I have configured prometheus alertmanager on Ubuntu server to monitor multiple azure vms. Currently all the vm instance alerts are notified to a default email group. I need to trigger alert to
- Team A(user1,user2,user3) & default group if Server A (using Jobname) goes down.
- Team B(User1,User2) & default group if server B goes down.
Tried few combinations with route configs given below in alertmanager.yml but it didn't work as expected.

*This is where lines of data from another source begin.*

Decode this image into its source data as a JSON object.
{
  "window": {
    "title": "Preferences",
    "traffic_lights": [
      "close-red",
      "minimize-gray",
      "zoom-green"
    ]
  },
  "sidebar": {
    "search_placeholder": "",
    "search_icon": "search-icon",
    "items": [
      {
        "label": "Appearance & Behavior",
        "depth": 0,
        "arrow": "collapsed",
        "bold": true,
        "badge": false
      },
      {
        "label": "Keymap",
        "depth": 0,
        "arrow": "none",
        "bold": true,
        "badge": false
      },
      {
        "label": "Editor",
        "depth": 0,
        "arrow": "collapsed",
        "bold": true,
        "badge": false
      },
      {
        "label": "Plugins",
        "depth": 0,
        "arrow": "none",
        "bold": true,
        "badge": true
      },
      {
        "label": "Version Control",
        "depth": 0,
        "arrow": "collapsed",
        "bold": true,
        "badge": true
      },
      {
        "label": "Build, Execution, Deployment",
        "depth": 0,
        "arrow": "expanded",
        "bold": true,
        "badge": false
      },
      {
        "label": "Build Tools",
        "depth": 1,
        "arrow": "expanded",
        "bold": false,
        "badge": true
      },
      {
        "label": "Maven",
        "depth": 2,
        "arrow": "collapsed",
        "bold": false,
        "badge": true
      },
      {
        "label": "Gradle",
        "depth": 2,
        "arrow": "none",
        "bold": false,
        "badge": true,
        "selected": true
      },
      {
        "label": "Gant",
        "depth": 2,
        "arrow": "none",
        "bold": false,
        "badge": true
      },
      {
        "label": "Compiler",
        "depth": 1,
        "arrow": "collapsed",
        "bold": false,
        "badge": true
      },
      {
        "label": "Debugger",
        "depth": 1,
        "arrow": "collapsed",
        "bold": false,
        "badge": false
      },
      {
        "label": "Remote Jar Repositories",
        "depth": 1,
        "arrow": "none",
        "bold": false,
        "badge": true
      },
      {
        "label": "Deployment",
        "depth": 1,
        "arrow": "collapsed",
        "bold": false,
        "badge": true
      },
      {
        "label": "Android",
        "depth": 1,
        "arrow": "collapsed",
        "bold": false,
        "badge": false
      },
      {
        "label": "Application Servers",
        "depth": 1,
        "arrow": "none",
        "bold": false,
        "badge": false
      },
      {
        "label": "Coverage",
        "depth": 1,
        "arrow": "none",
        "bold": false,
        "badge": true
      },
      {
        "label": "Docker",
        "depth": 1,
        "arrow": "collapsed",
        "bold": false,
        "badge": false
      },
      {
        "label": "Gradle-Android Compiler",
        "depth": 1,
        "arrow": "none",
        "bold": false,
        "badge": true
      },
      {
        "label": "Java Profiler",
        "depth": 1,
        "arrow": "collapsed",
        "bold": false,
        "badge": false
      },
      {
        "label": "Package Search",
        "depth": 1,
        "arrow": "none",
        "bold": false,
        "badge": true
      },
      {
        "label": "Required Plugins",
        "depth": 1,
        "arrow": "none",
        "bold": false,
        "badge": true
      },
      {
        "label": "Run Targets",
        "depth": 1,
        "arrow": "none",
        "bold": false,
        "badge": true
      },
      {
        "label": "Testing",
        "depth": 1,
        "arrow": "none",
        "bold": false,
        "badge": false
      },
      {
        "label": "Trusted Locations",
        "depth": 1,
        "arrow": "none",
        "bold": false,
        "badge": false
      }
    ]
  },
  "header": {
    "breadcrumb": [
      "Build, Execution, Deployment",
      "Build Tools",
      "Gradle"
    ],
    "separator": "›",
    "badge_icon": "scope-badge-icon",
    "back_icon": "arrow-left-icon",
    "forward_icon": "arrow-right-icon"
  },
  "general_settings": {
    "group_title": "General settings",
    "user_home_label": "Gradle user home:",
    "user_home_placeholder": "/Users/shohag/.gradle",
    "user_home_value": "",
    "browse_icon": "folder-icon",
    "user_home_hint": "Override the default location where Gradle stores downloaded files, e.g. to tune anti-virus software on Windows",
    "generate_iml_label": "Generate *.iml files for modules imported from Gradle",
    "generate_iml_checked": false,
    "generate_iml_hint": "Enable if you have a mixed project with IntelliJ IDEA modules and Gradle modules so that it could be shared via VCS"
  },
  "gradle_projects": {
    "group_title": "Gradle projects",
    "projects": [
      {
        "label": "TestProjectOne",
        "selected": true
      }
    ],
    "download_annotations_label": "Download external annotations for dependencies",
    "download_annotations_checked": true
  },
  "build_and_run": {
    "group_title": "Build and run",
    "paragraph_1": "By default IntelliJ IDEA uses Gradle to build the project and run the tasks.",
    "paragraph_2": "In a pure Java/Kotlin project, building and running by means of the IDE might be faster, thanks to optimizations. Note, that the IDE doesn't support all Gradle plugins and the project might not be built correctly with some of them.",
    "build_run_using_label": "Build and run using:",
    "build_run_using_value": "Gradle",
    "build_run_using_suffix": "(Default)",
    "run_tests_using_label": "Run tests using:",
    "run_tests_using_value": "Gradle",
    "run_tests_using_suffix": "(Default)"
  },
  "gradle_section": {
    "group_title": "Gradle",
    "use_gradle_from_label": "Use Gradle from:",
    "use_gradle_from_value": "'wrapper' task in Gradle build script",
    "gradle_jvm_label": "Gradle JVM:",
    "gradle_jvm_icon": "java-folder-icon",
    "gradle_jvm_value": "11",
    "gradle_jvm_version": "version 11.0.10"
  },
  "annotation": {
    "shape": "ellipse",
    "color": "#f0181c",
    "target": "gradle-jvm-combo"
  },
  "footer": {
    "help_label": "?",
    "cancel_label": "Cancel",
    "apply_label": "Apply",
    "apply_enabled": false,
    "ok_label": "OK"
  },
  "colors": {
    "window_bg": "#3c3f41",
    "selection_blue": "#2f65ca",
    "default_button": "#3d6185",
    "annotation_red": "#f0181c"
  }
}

Help appreciated if anyone can explain the logic behind the sending group specific alert notifications in alertmanager.
Thanks for you time!
route:
group_wait: 30s
group_interval: 5m
repeat_interval: 2h
receiver: 'default-receiver'
routes:
- match:
alertname: A_down
receiver: TeamA
- match:
alertname: B_down
receiver: TeamB
My current Alertmanager.yml file:
global:
resolve_timeout: 1m
route:
receiver: 'email-notifications'
receivers:
- name: 'email-notifications'
email_configs:
- to: alertgroups@example.com
from: default@example.com
smarthost: smtp.gmail.com:587
auth_username: default@example.com
auth_identity: default@example.com
auth_password: password
send_resolved: true
alertrule.yml file:
groups:
- name: alert.rules
rules:
- alert: InstanceDown
# Condition for alerting
expr: up == 0
for: 1m
# Annotation - additional informational labels to store more information
annotations:
title: 'Instance {{ $labels.instance }} down'
description: '{{ $labels.instance }} of job {{ $labels.job }} has been down for more than 1 minute.'
# Labels - additional labels to be attached to the alert
labels:
severity: 'critical'
- alert: HostOutOfMemory
# Condition for alerting
expr: node_memory_MemAvailable / node_memory_MemTotal * 100 < 80
for: 5m
# Annotation - additional informational labels to store more information
annotations:
title: 'Host out of memory (instance {{ $labels.instance }})'
description: 'Node memory is filling up (< 25% left)\n VALUE = {{ $value }}\n LABELS: {{ $labels }}'
# Labels - additional labels to be attached to the alert
labels:
severity: 'warning'
- alert: HostHighCpuLoad
# Condition for alerting
expr: (sum by (instance) (irate(node_cpu{job="node_exporter_metrics",mode="idle"}[5m]))) > 80
for: 5m
# Annotation - additional informational labels to store more information
annotations:
title: 'Host high CPU load (instance {{ $labels.instance }})'
description: 'CPU load is > 30%\n VALUE = {{ $value }}\n LABELS: {{ $labels }}'
# Labels - additional labels to be attached to the alert
labels:
severity: 'warning'
- alert: HostOutOfDiskSpace
# Condition for alerting
expr: (node_filesystem_avail{mountpoint="/"} * 100) / node_filesystem_size{mountpoint="/"} < 70
for: 5m
# Annotation - additional informational labels to store more information
annotations:
title: 'Host out of disk space (instance {{ $labels.instance }})'
description: 'Disk is almost full (< 50% left)\n VALUE = {{ $value }}\n LABELS: {{ $labels }}'